Just then, before Mrs. Brierly answered, the swooning girl revived, and opened for an instant her curious, olive-colored eyes. There was something in their look, perhaps, which went farther than Gracie's argument. At any rate, the lady said,—
"After all, James, you may as well leave us at home, and go at once for Dr. Cheever."
In five minutes more the carriage had stopped before a substantial, prosperous-looking house, the coachman had carried the poor, suffering little waif upstairs in his arms, and Mrs. Brierly had summoned Mrs. Morris, the good, motherly woman who had been Gracie's nurse, to her councils.
When Dr. Cheever came, he found his patient in clean, pure clothes, in a fresh, lovely room, waiting for him with a piteous, silent patience which it was pathetic to see. She suffered cruelly from her hurt, a compound fracture of the wrist, but she was not used to making moans or receiving sympathy; and it would have seemed to her a sort of sacrilege to cry out with human pain in this paradise to which she had been brought.

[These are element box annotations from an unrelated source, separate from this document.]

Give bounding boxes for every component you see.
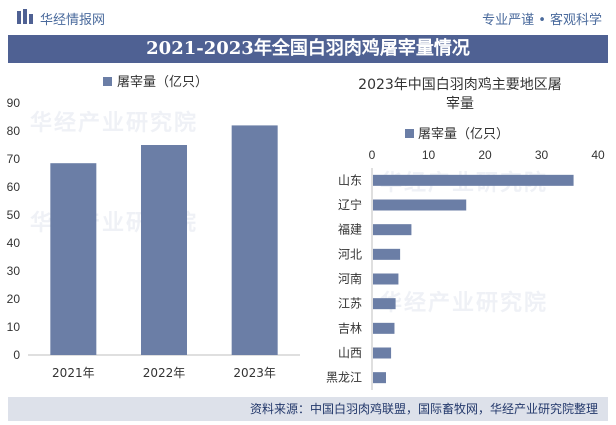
y-tick-label-right: 山西: [338, 346, 362, 360]
y-tick-label-left: 20: [7, 292, 21, 306]
y-tick-label-left: 40: [7, 236, 21, 250]
x-tick-label-left: 2021年: [52, 366, 95, 380]
bar-吉林: [373, 322, 395, 334]
x-tick-label-right: 20: [478, 148, 492, 162]
header: 华经情报网 专业严谨 • 客观科学: [0, 0, 616, 34]
y-tick-label-right: 吉林: [338, 321, 362, 335]
legend-label-right: 屠宰量（亿只）: [418, 126, 509, 142]
x-tick-label-right: 40: [591, 148, 605, 162]
y-tick-label-left: 90: [7, 96, 21, 110]
y-tick-label-left: 80: [7, 124, 21, 138]
brand-logo-icon: [17, 9, 33, 24]
y-tick-label-left: 10: [7, 320, 21, 334]
y-tick-label-left: 70: [7, 152, 21, 166]
y-tick-label-right: 山东: [338, 173, 362, 187]
bar-河北: [373, 248, 401, 260]
x-tick-label-right: 30: [535, 148, 549, 162]
bar-江苏: [373, 298, 396, 310]
source-note: 资料来源：中国白羽肉鸡联盟，国际畜牧网，华经产业研究院整理: [249, 402, 598, 416]
y-tick-label-right: 福建: [338, 222, 362, 237]
x-tick-label-left: 2023年: [233, 366, 276, 380]
legend-swatch-right: [405, 129, 414, 138]
watermark-1: 华经产业研究院: [30, 111, 199, 136]
y-tick-label-right: 辽宁: [338, 197, 362, 212]
y-tick-label-right: 江苏: [338, 297, 362, 311]
bar-河南: [373, 273, 399, 285]
tagline: 专业严谨 • 客观科学: [482, 13, 602, 28]
legend-label-left: 屠宰量（亿只）: [117, 74, 208, 90]
x-tick-label-right: 10: [422, 148, 436, 162]
x-tick-label-right: 0: [369, 148, 376, 162]
bar-黑龙江: [373, 372, 386, 384]
page-title: 2021-2023年全国白羽肉鸡屠宰量情况: [146, 38, 470, 59]
y-tick-label-left: 60: [7, 180, 21, 194]
x-tick-label-left: 2022年: [143, 366, 186, 380]
footer-bar: 资料来源：中国白羽肉鸡联盟，国际畜牧网，华经产业研究院整理: [8, 397, 608, 421]
bar-辽宁: [373, 199, 467, 211]
brand-name: 华经情报网: [40, 13, 106, 28]
y-tick-label-right: 河南: [338, 271, 362, 286]
right-chart-title: 2023年中国白羽肉鸡主要地区屠宰量: [358, 76, 562, 112]
y-tick-label-right: 河北: [338, 247, 362, 261]
y-tick-label-left: 0: [13, 348, 20, 362]
bar-2021年: [50, 163, 97, 355]
y-tick-label-left: 30: [7, 264, 21, 278]
bar-2022年: [141, 145, 187, 355]
y-tick-label-right: 黑龙江: [326, 371, 362, 385]
bar-山东: [373, 174, 574, 186]
bar-山西: [373, 347, 392, 359]
legend-swatch-left: [103, 77, 112, 86]
bar-2023年: [231, 125, 278, 356]
watermark-4: 华经产业研究院: [380, 291, 549, 316]
y-tick-label-left: 50: [7, 208, 21, 222]
title-bar: 2021-2023年全国白羽肉鸡屠宰量情况: [8, 35, 608, 63]
bar-福建: [373, 224, 412, 236]
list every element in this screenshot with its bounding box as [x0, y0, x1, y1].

One could only guess at her suffering by her compressed lips, with the white pallor round them, and the dark rings about her eyes.
Dr. Cheever listened to the account of the accident, while he dressed the poor hurt wrist with a gentleness which soothed the pain his touch caused. When he had done all he could, he followed Mrs. Brierly from the room.
"This will be an affair of several weeks," he said. "Would it not have been better to take the girl to one of the hospitals?"
"I thought so, at first; but, as Gracie said, we did the hurting, and it seemed right we should do the healing. Besides, the child's face interested me strangely, and I think it will not be a bad thing for us to have a little experience of this sort."
Meantime Ruthy lay and looked about her, as we have all fancied ourselves looking when, the death sleep over, we shall open our eyes to a new morning in some one of the Father's "many mansions." To a denizen of Moonstone Court this peaceful spot in which Ruthy found herself might well seem no unworthy heaven. The walls were tinted a soft, delicate gray, with blue borderings. On the drab carpet blue forget-me-nots blossomed. Blue ribbons tied back the white muslin curtains, and all the little china articles for use or ornament were blue and gilt.
Only one picture was in the room, and that hung over the mantel, directly opposite the pure white bed where Ruthy lay. It was a landscape by Gifford,—one of those glorified pictures of his which paint nature as only a poet sees her. Soft meadows sloped away into dreamy distance on one side, and, on the other, into the green enchantment of a wood a winding path beguiled you. In the centre, with her raised foot upon a stile by which she was about to cross into the peaceful meadows, a young girl stood with morning in her eyes. Just as she raised her foot she had paused and turned her head to look over her shoulder, as if she heard a voice calling her, and was hesitating whether to go on her appointed way or back into the green wood's enchantment. There was a wonderful suggestion for a story in the girl's face, her attitude, her questioning eyes. But if Ruthy felt this at all, it was very vaguely and unconsciously; yet the picture revealed to her a new world. Somewhere, then, meadows bloomed like these meadows, and woods were green, and light flickered through tender leaves, and over all the great, glorious blue sky arched and smiled. Somewhere! That must be country,—outside of the pavements and the tall, frowning houses. Oh, if she could go! Oh, but she would go! Let her wrist but get well, and then! She had never had these dreams before. The vision of the country, the true country, had never dawned on her till now. And yet she must have seen pictures of it in the windows of print shops; but her eyes had not been anointed, or Gifford had not painted the pictures.